Watson's trip was the third for the Denver Presbytery Ghana Partnership, an alliance between three Presbyterian churches in Denver with Bethel Presbyterian Church and Osu Presbyterian Boys Primary School (OPBPS) in Ghana.

This partnership would not be possible without the Rev. Ebenezer Nii Narh Yebuah, Watson said. A doctoral student at the University of Denver and Iliff Theological Seminary, Yebuah attended OPBPS as a child. Fifteen years ago, he began building Bethel Presbyterian in Kpone. He also worked as a pastor at Bethel Presbyterian before returning to school in the United States.

Yebuah helped the team prepare for the trip by giving them essential briefings about Ghana and its people. With this information, the mission team was able to provide the service that has exemplified all Watson's mission teams. For most of the trip, the team focused on building and remodeling Bethel Presbyterian's church building in Kpone.

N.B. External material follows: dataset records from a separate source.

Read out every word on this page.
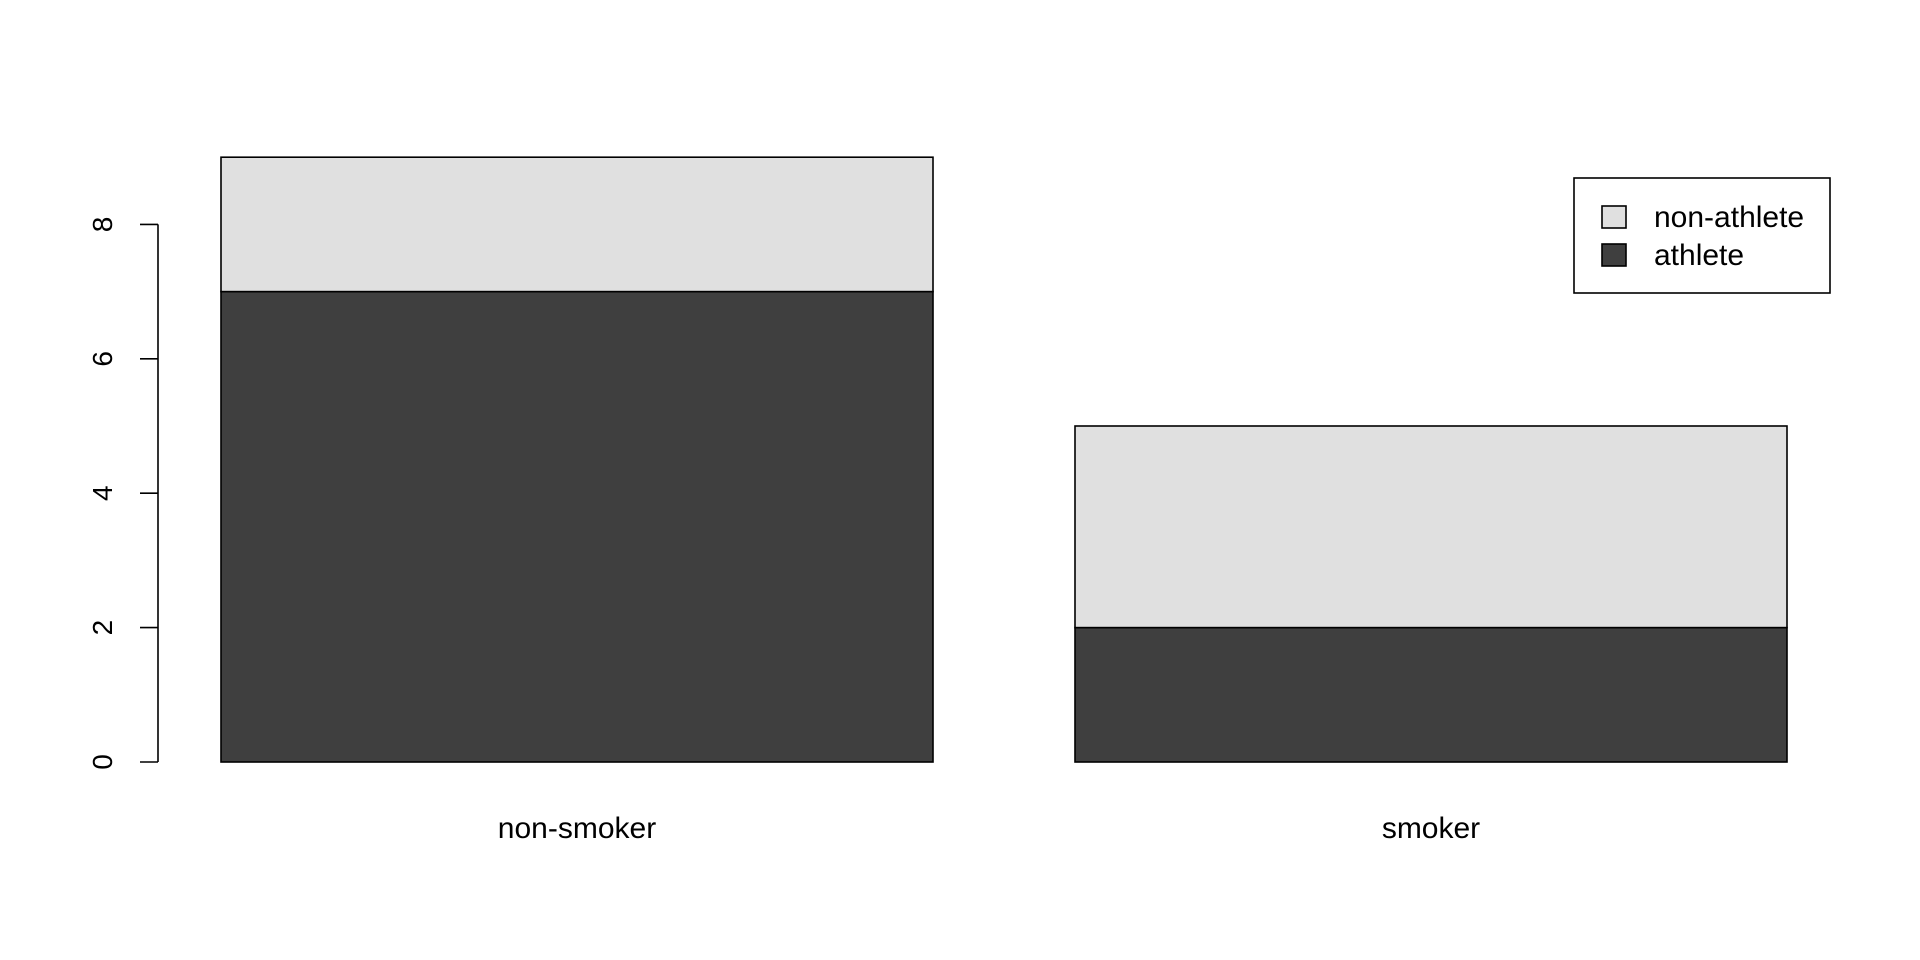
0
2
4
6
8
non-smoker	smoker
non-athlete
athlete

The mission team also spent two days in the village of Osu, focusing on increasing technology education at OPBPS. They donated laptop computers and began teaching the students and their teachers how to type.

Throughout the trip, the team took opportunities to teach and learn alongside members of the Ghanaian Presbytery.

"The most important thing is that God is doing a really amazing work in Ghana," Watson said. "It was fun to try to grasp what exactly is going on there, and to see the church so alive."

Despite the immense amount of information Watson absorbed in Ghana, he still has questions.

"Why is the church so successful over there, and why are they strong in areas where we aren't?" Watson asked. "Why are they struggling in areas where we aren't?"

These questions have followed Watson throughout his career, and they will continue to drive his ministry. Whether trying to learn about overseas branches of Christianity or serving forgotten pockets of humanity in the United States, missions will remain at the heart of Watson's mission.